In fact, we can already see the issues coming our way, should renewables gain a larger market share. Germany gets roughly one third of its power from wind and solar, and at times has heralded especially windy and sunny days, when it produced 100 percent of its power from renewables, as major triumphs. But this excess of power is as problematic as those cloudy and windless days by dint of the fact that it wreaks havoc on power grids. Germany’s neighbors have had to spend millions on grid upgrades to handle the rise in power supply volatility that has accompanied Berlin’s energiewende, while traders have had to rely more heavily on algorithms to deal with the rapid fluctuations in power prices that have now become the norm in the northern European nation. Electricity needs to be abundant, cheap, but above all reliable in order for society to function, but renewables’ rise is undermining that facet of energy security that so many facets of our modern life have come to depend on.
The eclipse didn’t devastate American solar power production, and even if it did, that wouldn’t by itself be cause to ring the alarm. These are, after all, once-or-twice-in-a-lifetime events, and unlike other varieties of natural threats to energy sources, they can be predicted well in advance. But on April 8, 2024—the next time the U.S. sees a total solar eclipse—this event will be a much larger threat to our energy production, should solar power continue its impressive growth.

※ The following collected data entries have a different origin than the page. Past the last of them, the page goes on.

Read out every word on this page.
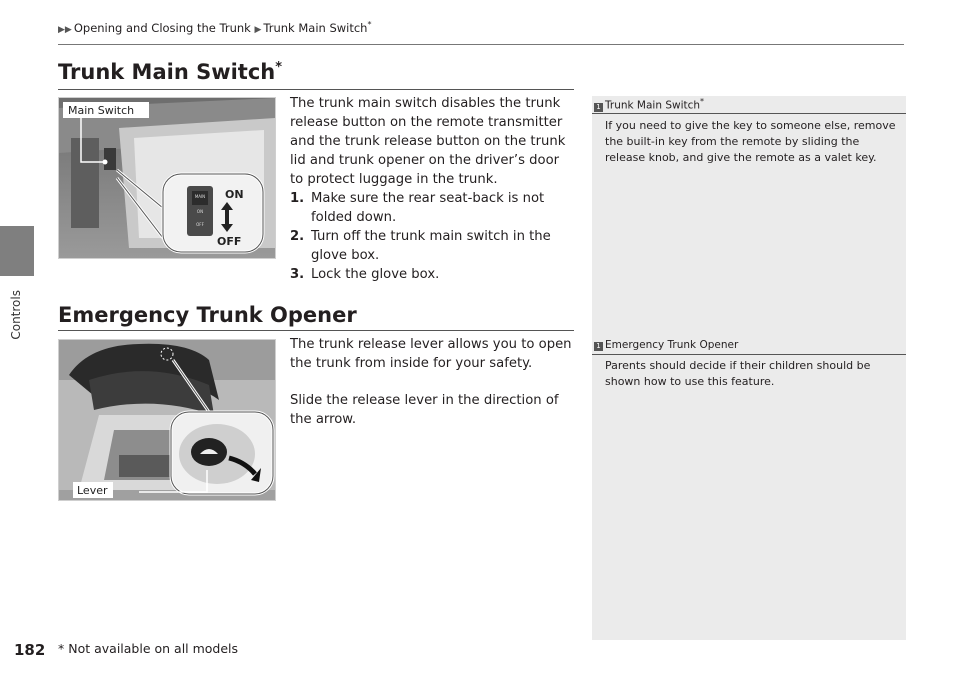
Controls
▶▶ Opening and Closing the Trunk ▶ Trunk Main Switch*
Trunk Main Switch*
MAIN
ON
OFF
ON
OFF
Main Switch	The trunk main switch disables the trunk release button on the remote transmitter and the trunk release button on the trunk lid and trunk opener on the driver’s door to protect luggage in the trunk.

1. Make sure the rear seat-back is not folded down.
2. Turn off the trunk main switch in the glove box.
3. Lock the glove box.
1 Trunk Main Switch*
If you need to give the key to someone else, remove the built-in key from the remote by sliding the release knob, and give the remote as a valet key.
Emergency Trunk Opener
Lever

The trunk release lever allows you to open the trunk from inside for your safety.

Slide the release lever in the direction of the arrow.

1 Emergency Trunk Opener
Parents should decide if their children should be shown how to use this feature.
182 * Not available on all models
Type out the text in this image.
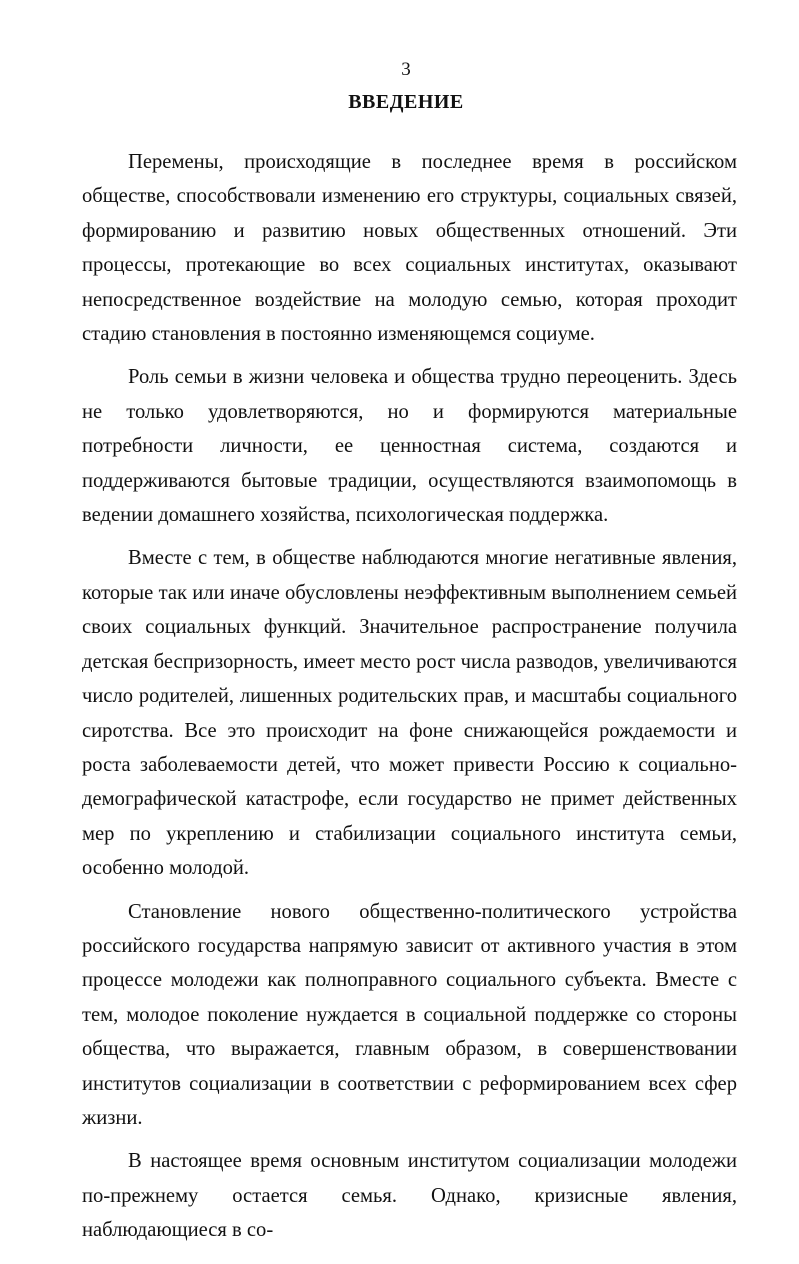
3
ВВЕДЕНИЕ

Перемены, происходящие в последнее время в российском обществе, способствовали изменению его структуры, социальных связей, формированию и развитию новых общественных отношений. Эти процессы, протекающие во всех социальных институтах, оказывают непосредственное воздействие на молодую семью, которая проходит стадию становления в постоянно изменяющемся социуме.

Роль семьи в жизни человека и общества трудно переоценить. Здесь не только удовлетворяются, но и формируются материальные потребности личности, ее ценностная система, создаются и поддерживаются бытовые традиции, осуществляются взаимопомощь в ведении домашнего хозяйства, психологическая поддержка.

Вместе с тем, в обществе наблюдаются многие негативные явления, которые так или иначе обусловлены неэффективным выполнением семьей своих социальных функций. Значительное распространение получила детская беспризорность, имеет место рост числа разводов, увеличиваются число родителей, лишенных родительских прав, и масштабы социального сиротства. Все это происходит на фоне снижающейся рождаемости и роста заболеваемости детей, что может привести Россию к социально-демографической катастрофе, если государство не примет действенных мер по укреплению и стабилизации социального института семьи, особенно молодой.

Становление нового общественно-политического устройства российского государства напрямую зависит от активного участия в этом процессе молодежи как полноправного социального субъекта. Вместе с тем, молодое поколение нуждается в социальной поддержке со стороны общества, что выражается, главным образом, в совершенствовании институтов социализации в соответствии с реформированием всех сфер жизни.

В настоящее время основным институтом социализации молодежи по-прежнему остается семья. Однако, кризисные явления, наблюдающиеся в со-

So how will we cope in 2024? In part, by relying on fossil fuels. When panels can’t produce power, backups need to be switched on, and that means continuing to invest in options that can be relied on for 24/7 baseload power. Natural gas is an ideal complement to variable renewables not just because it emits roughly half as much CO2 as its chief competitor, coal, but also because the capital costs for constructing a natural gas-fired power plant are significantly lower than a coal-fired one, which lessens the economic need to run the facility all the time in order to recoup that investment. Thanks to shale, we have plenty of cheap gas in the U.S., and it will have a vital role to play in our shift to a less carbon intensive energy mix.
So too will nuclear energy. The American nuclear industry has been losing steam of late, and the recent cancellation of the last active nuclear power construction project in the U.S. drove home the point that we’re not reinvesting in an energy source that must form the foundation of any future sustainable power mix. Nuclear power is, after all, the only source of zero-emissions power that we can consistently count on (other than hydroelectricity). It’s stagnation is one of the biggest energy problems we’re going to need to solve in the coming years.
Energy storage would solve solar’s intermittency issue overnight, but as of now we lack any commercially viable, scalable storage options. On that front, ARPA-E has an important role to play for our future energy security. Continuing to invest in moonshot energy programs—especially ones focused on storage—could be the key to solar’s future flourishing. The Trump Administration wants to axe that agency; Congress needs to stand firm in support of it.
Seven years from now, Americans will once again look upwards towards the sun, agog as it’s briefly eclipsed by the moon. By then, solar power will play a much bigger role in our power mix than it does now, so it’s vital that we take its intermittency weakness as a threat to our energy and national security.